Cathédrale Des Sports

This project, located on the banks of the river and on a former industrial zone, obliges us to take into account phases of underpressure, with aggressive water. The control of cracking was therefore important. In addition, the majority of the concrete remains rough and visible.

 

Christophe Faurie

Vinci

Bordeaux, France

This project, located on the banks of the river and on a former industrial zone, obliges us to take into account phases of underpressure, with aggressive water. The control of cracking was therefore important. In addition, the majority of the concrete remains rough and visible.

The design file indicated an expansion joint, but this joint called into question the stability of the structures, as very little bracing was located in one area. We therefore demonstrated this by modelling and presented the method of justifying the shrinkage caused, by simulating a thermal load case equivalent to the shortening of the concrete.

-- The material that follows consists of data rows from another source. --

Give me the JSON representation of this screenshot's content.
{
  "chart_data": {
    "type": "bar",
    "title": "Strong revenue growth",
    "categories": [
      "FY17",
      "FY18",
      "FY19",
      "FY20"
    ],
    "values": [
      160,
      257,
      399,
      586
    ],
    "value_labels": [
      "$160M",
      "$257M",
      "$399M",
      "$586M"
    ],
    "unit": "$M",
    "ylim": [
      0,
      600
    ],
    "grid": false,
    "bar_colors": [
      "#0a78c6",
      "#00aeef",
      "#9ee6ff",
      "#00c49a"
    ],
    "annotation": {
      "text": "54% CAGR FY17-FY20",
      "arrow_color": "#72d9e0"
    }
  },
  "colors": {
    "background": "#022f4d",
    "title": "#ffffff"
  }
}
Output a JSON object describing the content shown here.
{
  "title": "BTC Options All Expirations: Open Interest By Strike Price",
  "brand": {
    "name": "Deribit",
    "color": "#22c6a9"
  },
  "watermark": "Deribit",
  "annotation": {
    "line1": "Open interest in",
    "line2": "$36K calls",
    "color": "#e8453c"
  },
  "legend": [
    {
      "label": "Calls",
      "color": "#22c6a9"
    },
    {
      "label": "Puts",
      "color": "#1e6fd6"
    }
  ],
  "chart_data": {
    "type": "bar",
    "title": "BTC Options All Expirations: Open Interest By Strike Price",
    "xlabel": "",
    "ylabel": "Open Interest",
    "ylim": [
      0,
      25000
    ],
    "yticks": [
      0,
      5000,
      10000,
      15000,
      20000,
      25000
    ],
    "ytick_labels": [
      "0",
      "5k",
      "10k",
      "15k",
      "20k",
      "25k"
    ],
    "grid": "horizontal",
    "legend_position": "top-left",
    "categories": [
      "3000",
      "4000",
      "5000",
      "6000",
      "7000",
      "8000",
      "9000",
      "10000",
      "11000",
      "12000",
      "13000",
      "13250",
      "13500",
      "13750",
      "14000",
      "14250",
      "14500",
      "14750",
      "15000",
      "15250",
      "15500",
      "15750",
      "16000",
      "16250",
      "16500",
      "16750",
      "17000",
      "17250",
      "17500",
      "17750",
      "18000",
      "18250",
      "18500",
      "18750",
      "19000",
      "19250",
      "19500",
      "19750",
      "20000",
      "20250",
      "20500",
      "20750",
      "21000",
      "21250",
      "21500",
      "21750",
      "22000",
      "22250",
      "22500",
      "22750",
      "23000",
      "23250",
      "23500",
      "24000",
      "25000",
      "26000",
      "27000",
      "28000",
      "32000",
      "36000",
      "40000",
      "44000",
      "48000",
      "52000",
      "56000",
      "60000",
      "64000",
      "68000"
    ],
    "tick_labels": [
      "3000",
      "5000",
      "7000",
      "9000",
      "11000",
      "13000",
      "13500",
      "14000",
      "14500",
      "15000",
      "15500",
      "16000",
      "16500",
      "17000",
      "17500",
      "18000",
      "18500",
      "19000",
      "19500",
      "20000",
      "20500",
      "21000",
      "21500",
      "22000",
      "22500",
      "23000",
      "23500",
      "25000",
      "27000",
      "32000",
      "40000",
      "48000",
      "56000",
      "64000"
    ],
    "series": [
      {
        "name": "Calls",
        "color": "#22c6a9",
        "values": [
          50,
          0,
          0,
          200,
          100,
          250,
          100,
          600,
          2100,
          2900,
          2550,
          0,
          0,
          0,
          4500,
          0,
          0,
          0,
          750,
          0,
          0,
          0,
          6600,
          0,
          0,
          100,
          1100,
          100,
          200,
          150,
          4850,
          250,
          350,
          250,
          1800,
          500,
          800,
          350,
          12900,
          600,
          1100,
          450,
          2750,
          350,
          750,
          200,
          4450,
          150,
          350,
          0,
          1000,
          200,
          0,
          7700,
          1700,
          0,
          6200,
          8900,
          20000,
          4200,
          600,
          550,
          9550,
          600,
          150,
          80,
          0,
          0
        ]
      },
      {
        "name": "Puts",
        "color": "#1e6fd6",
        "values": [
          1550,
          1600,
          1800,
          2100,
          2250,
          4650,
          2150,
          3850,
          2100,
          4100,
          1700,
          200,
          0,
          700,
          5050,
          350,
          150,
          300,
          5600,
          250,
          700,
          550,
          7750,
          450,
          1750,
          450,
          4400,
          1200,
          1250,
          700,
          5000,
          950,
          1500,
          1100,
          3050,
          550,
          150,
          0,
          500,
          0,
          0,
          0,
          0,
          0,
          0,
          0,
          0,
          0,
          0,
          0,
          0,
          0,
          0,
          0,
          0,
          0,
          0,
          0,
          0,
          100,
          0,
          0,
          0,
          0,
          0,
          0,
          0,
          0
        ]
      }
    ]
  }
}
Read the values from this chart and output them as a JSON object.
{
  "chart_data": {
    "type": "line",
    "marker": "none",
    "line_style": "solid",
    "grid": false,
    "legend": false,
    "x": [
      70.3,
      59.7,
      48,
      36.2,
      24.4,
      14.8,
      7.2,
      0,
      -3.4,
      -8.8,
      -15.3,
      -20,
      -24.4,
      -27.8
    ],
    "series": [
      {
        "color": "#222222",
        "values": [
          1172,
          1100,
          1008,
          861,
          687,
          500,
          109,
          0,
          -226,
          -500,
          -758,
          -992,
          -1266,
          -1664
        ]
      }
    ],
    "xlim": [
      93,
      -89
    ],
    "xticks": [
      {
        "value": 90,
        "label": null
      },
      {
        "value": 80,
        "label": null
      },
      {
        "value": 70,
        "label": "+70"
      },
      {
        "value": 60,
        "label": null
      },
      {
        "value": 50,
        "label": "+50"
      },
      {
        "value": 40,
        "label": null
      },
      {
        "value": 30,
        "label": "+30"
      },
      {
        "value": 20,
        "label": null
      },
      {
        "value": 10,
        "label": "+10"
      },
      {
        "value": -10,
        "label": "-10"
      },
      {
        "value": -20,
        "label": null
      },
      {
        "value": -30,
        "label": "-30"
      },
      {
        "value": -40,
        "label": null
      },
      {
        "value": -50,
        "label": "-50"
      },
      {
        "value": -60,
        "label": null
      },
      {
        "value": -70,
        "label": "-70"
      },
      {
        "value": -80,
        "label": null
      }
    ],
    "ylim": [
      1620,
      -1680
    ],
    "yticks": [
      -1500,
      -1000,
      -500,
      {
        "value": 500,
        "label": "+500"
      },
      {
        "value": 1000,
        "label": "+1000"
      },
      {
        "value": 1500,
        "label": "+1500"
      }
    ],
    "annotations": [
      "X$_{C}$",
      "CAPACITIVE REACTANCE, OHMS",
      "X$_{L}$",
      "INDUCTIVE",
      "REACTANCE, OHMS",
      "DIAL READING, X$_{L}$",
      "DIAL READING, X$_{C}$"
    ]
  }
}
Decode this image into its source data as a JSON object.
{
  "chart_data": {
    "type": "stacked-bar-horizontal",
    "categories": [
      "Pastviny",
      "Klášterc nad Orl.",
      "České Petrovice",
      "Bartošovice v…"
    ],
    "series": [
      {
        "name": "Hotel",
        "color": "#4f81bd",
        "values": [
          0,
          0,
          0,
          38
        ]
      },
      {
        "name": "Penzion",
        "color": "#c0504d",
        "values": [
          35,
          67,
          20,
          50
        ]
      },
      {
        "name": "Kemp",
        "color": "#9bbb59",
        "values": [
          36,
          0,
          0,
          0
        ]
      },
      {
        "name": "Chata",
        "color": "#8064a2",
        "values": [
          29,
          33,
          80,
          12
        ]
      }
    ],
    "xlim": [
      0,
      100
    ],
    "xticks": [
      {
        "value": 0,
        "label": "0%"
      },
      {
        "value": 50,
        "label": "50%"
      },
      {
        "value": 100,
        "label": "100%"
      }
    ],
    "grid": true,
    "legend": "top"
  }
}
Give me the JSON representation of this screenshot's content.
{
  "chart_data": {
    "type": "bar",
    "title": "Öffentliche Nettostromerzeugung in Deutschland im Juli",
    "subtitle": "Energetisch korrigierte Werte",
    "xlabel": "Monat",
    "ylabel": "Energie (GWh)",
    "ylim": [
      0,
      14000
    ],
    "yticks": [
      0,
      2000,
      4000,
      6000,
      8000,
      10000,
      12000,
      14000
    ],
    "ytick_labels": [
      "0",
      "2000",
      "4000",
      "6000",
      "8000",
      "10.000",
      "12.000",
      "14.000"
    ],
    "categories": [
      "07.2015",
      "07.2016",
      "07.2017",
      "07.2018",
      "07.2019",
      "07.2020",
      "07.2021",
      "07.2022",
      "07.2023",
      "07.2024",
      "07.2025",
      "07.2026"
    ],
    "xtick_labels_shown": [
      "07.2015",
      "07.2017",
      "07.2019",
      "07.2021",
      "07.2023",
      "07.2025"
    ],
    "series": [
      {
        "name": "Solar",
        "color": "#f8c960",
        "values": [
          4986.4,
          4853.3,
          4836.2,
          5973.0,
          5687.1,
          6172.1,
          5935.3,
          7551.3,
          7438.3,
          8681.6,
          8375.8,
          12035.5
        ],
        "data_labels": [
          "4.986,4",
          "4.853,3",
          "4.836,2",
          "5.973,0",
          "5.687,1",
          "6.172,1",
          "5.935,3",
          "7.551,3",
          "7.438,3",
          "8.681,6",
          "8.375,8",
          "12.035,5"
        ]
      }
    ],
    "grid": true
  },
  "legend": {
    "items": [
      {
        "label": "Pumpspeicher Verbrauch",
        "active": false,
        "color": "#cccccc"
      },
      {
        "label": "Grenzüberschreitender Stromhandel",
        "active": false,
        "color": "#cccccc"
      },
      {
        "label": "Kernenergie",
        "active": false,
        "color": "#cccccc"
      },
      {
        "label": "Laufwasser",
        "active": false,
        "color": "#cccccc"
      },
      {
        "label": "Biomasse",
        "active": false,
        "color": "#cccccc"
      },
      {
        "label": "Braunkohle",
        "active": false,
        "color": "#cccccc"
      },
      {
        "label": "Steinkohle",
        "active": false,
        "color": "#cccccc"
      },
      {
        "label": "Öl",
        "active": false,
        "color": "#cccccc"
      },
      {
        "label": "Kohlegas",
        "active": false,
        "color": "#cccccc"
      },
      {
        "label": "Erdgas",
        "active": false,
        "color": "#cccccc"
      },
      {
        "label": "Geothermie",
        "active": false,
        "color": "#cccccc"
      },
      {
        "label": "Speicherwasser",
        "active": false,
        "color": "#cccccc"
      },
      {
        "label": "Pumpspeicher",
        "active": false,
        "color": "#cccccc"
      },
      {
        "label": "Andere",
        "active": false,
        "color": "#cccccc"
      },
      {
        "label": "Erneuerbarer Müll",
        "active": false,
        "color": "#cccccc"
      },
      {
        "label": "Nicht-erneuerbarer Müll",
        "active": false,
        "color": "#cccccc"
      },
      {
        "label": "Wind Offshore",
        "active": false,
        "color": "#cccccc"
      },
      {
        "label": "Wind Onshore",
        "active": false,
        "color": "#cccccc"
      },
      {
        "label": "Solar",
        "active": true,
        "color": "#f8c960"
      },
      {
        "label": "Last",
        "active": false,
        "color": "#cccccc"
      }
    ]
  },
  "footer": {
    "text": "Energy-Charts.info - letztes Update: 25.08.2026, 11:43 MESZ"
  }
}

A building that is open to the exterior also requires consideration of temperature variations. We therefore created daily and annual cycle thermal load cases, combined by phase.

The importance category of the building requires a seismic justification, which we were able to carry out on the model, taking into account the essential parameters (partial mass coefficient of each level, pile stiffnesses, …)
Seismic, shrinkage and thermal expansion have a big impact on the second-order justifications of the structures, which are in large part of great height (6m under beams in the sports halls, and up to 13m under beams in the climbing area).

The creation of specific material (orthotropic), allowed us to take into account the behaviour of the prefabricated elements.

 

User benefits:

  • With Advance Design, we were able to study and justify all the technical issues of the project.
  • The creation of a model with a behaviour close to reality is possible with numerous functionalities, such as the creation of orthotropic materials, the type of adapted connections (relaxations, fixed supports, elastic, stops), the beams with variable inertias, or the visualization of the cracking states.
  • The inclusion of reinforcement directly in the model, in order to verify the structures under load, directly in the Advance Design model.
  • The calculation by phase allows us to simulate different phases simultaneously and to exploit the combined results.
  • The possibility to study variants on separate models and to reintegrate validated ones, via Graitec BIM import/export (GTCX).
  • The direct connections with the reinforcement modules are an asset in the analysis and exploitation of the model, especially for the bracing walls with all the integrated seismic forces.